Tree sequences and ARGs#
The term “Ancestral Recombination Graph”, or ARG, is commonly used to describe a genetic genealogy. In particular, many (but not all) authors use it to mean a genetic genealogy in which details of the position and potentially the timing of all recombination and common ancestor events are explictly stored. For clarity we refer to this sort of genetic genealogy as a “full ARG”. Succinct tree sequences can represent many different sorts of ARGs, including “full ARGs”, by incorporating extra non-coalescent nodes (see the ARGs as tree sequences tutorial). However, tree sequences are often shown and stored in fully simplified form, which omits these extra nodes. This is for two main reasons:
Many recombination events are undetectable from sequence data, and even if they are detectable, they can be logically impossible to place in the genealogy (as in the second SPR example above).

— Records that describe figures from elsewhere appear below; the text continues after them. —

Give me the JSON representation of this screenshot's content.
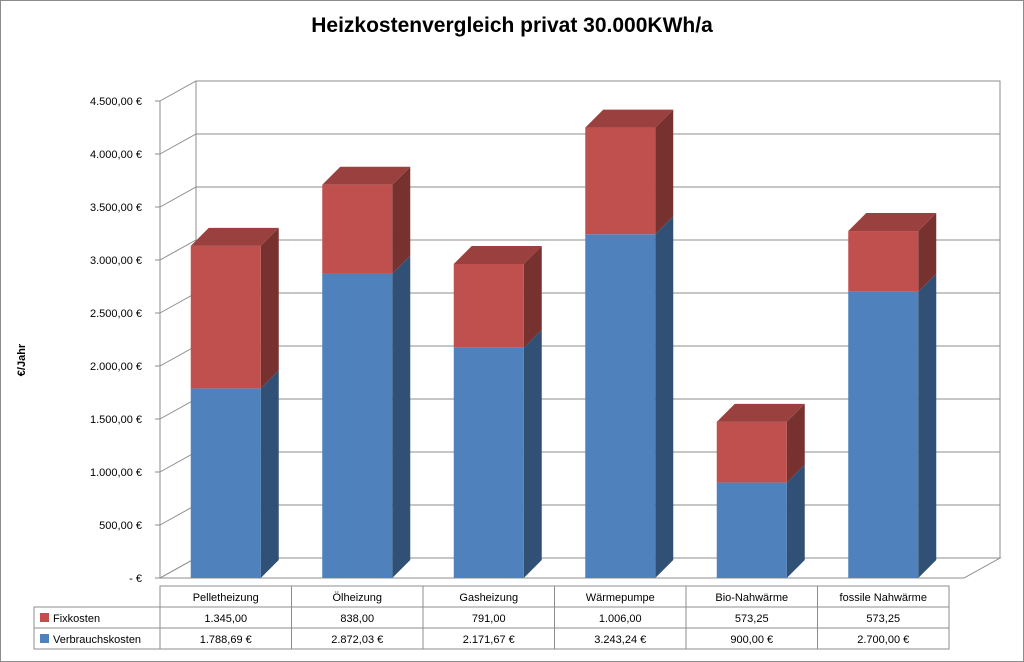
{
  "chart_data": {
    "type": "bar",
    "stacked": true,
    "three_d": true,
    "title": "Heizkostenvergleich privat 30.000KWh/a",
    "ylabel": "€/Jahr",
    "xlabel": "",
    "ylim": [
      0,
      4500
    ],
    "grid": true,
    "legend": "data-table",
    "yticks": [
      "-  €",
      "500,00 €",
      "1.000,00 €",
      "1.500,00 €",
      "2.000,00 €",
      "2.500,00 €",
      "3.000,00 €",
      "3.500,00 €",
      "4.000,00 €",
      "4.500,00 €"
    ],
    "categories": [
      "Pelletheizung",
      "Ölheizung",
      "Gasheizung",
      "Wärmepumpe",
      "Bio-Nahwärme",
      "fossile Nahwärme"
    ],
    "series": [
      {
        "name": "Verbrauchskosten",
        "color": "#4f81bd",
        "values": [
          1788.69,
          2872.03,
          2171.67,
          3243.24,
          900.0,
          2700.0
        ],
        "labels": [
          "1.788,69 €",
          "2.872,03 €",
          "2.171,67 €",
          "3.243,24 €",
          "900,00 €",
          "2.700,00 €"
        ]
      },
      {
        "name": "Fixkosten",
        "color": "#c0504d",
        "values": [
          1345.0,
          838.0,
          791.0,
          1006.0,
          573.25,
          573.25
        ],
        "labels": [
          "1.345,00",
          "838,00",
          "791,00",
          "1.006,00",
          "573,25",
          "573,25"
        ]
      }
    ]
  }
}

The number of recombination and non-coalescing common ancestor events in the genealogy quickly grows to dominate the total number of nodes in the tree sequence, without actually contributing to the mutations inherited by the samples. In other words, these nodes are redundant to the storing of genome data.

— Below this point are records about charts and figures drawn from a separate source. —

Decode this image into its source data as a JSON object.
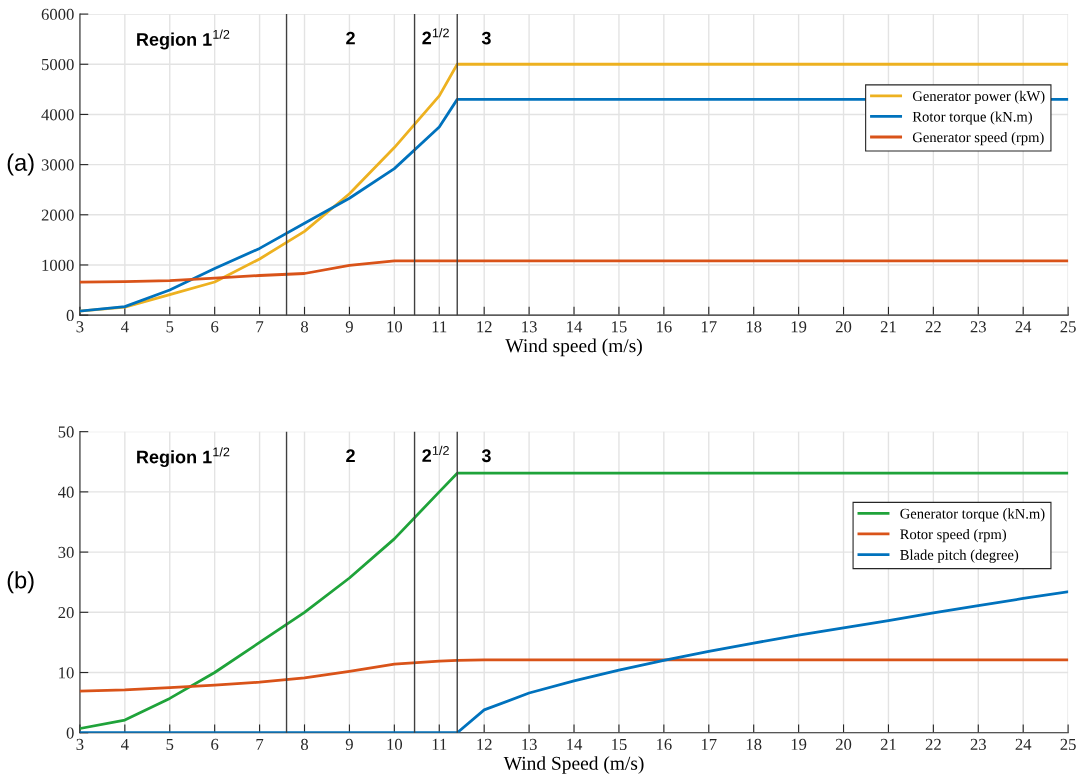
{
  "chart_data": [
    {
      "type": "line",
      "xlabel": "Wind speed (m/s)",
      "xlim": [
        3,
        25
      ],
      "xticks": [
        3,
        4,
        5,
        6,
        7,
        8,
        9,
        10,
        11,
        12,
        13,
        14,
        15,
        16,
        17,
        18,
        19,
        20,
        21,
        22,
        23,
        24,
        25
      ],
      "ylim": [
        0,
        6000
      ],
      "yticks": [
        0,
        1000,
        2000,
        3000,
        4000,
        5000,
        6000
      ],
      "grid": true,
      "legend": "right",
      "line_style": "solid",
      "series": [
        {
          "name": "Generator power (kW)",
          "color": "#edb120",
          "x": [
            3,
            4,
            5,
            6,
            7,
            8,
            9,
            10,
            11,
            11.4,
            25
          ],
          "values": [
            80,
            160,
            410,
            660,
            1120,
            1670,
            2420,
            3340,
            4370,
            5000,
            5000
          ]
        },
        {
          "name": "Rotor torque (kN.m)",
          "color": "#0072bd",
          "x": [
            3,
            4,
            5,
            6,
            7,
            8,
            9,
            10,
            11,
            11.4,
            25
          ],
          "values": [
            80,
            170,
            500,
            930,
            1330,
            1830,
            2330,
            2920,
            3750,
            4300,
            4300
          ]
        },
        {
          "name": "Generator speed (rpm)",
          "color": "#d95319",
          "x": [
            3,
            4,
            5,
            6,
            7,
            8,
            9,
            10,
            11,
            11.4,
            25
          ],
          "values": [
            660,
            670,
            690,
            740,
            790,
            830,
            990,
            1080,
            1080,
            1080,
            1080
          ]
        }
      ],
      "ref_lines": [
        {
          "axis": "x",
          "value": 7.6,
          "color": "#404040"
        },
        {
          "axis": "x",
          "value": 10.45,
          "color": "#404040"
        },
        {
          "axis": "x",
          "value": 11.4,
          "color": "#404040"
        }
      ],
      "annotations": [
        "(a)",
        "Region 1$^{1/2}$",
        "2",
        "2$^{1/2}$",
        "3"
      ]
    },
    {
      "type": "line",
      "xlabel": "Wind Speed (m/s)",
      "xlim": [
        3,
        25
      ],
      "xticks": [
        3,
        4,
        5,
        6,
        7,
        8,
        9,
        10,
        11,
        12,
        13,
        14,
        15,
        16,
        17,
        18,
        19,
        20,
        21,
        22,
        23,
        24,
        25
      ],
      "ylim": [
        0,
        50
      ],
      "yticks": [
        0,
        10,
        20,
        30,
        40,
        50
      ],
      "grid": true,
      "legend": "right",
      "line_style": "solid",
      "series": [
        {
          "name": "Generator torque (kN.m)",
          "color": "#1fa33a",
          "x": [
            3,
            4,
            5,
            6,
            7,
            8,
            9,
            10,
            11,
            11.4,
            25
          ],
          "values": [
            0.7,
            2.1,
            5.7,
            10,
            15,
            20,
            25.7,
            32.2,
            40,
            43.1,
            43.1
          ]
        },
        {
          "name": "Rotor speed (rpm)",
          "color": "#d95319",
          "x": [
            3,
            4,
            5,
            6,
            7,
            8,
            9,
            10,
            11,
            11.4,
            12,
            25
          ],
          "values": [
            6.9,
            7.1,
            7.5,
            7.9,
            8.4,
            9.1,
            10.2,
            11.4,
            11.9,
            12,
            12.1,
            12.1
          ]
        },
        {
          "name": "Blade pitch (degree)",
          "color": "#0072bd",
          "x": [
            3,
            11.4,
            12,
            13,
            14,
            15,
            16,
            17,
            18,
            19,
            20,
            21,
            22,
            23,
            24,
            25
          ],
          "values": [
            0,
            0,
            3.8,
            6.6,
            8.6,
            10.4,
            12,
            13.5,
            14.9,
            16.2,
            17.4,
            18.6,
            19.9,
            21.1,
            22.3,
            23.4
          ]
        }
      ],
      "ref_lines": [
        {
          "axis": "x",
          "value": 7.6,
          "color": "#404040"
        },
        {
          "axis": "x",
          "value": 10.45,
          "color": "#404040"
        },
        {
          "axis": "x",
          "value": 11.4,
          "color": "#404040"
        }
      ],
      "annotations": [
        "(b)",
        "Region 1$^{1/2}$",
        "2",
        "2$^{1/2}$",
        "3"
      ]
    }
  ]
}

Therefore, compared to a full ARG, you can think of a simplified tree sequence as storing the trees created by recombination events, rather than attempting to record the recombination events themselves. The actual recombination events can be sometimes be inferred from these trees but, as we have seen, it’s not always possible. Here’s another way to put it:
“an ARG encodes the events that occurred in the history of a sample, whereas a [simplified] tree sequence encodes the outcome of those events” (Kelleher et al., 2019)
Tables#
The underlying data in a tree sequence are stored in a collection of tables. Details of these tables, as well as some basic properties of the tree sequence which they encode, are shown when printing a tree sequence to the screen:
ts # or use `print(ts)` for the plain text representation
Tree Sequence | |
---|---|
Trees | 3 |
Sequence Length | 1000.0 |
Time Units | generations |
Sample Nodes | 6 |
Total Size | 3.7 KiB |
Metadata | No Metadata |
Table | Rows | Size | Has Metadata |
---|---|---|---|
Edges | 15 | 488 Bytes | |
Individuals | 3 | 166 Bytes | ✅ |
Migrations | 0 | 8 Bytes | |
Mutations | 1 | 53 Bytes | |
Nodes | 12 | 344 Bytes | |
Populations | 1 | 255 Bytes | ✅ |
Provenances | 3 | 2.2 KiB | |
Sites | 1 | 41 Bytes |
There is a separate API for dealing with a tree sequence as a collection of tables, which can be useful for dealing with large datasets, and is needed if you want to edit an existing tree sequence. This is covered in the Tables and editing tutorial.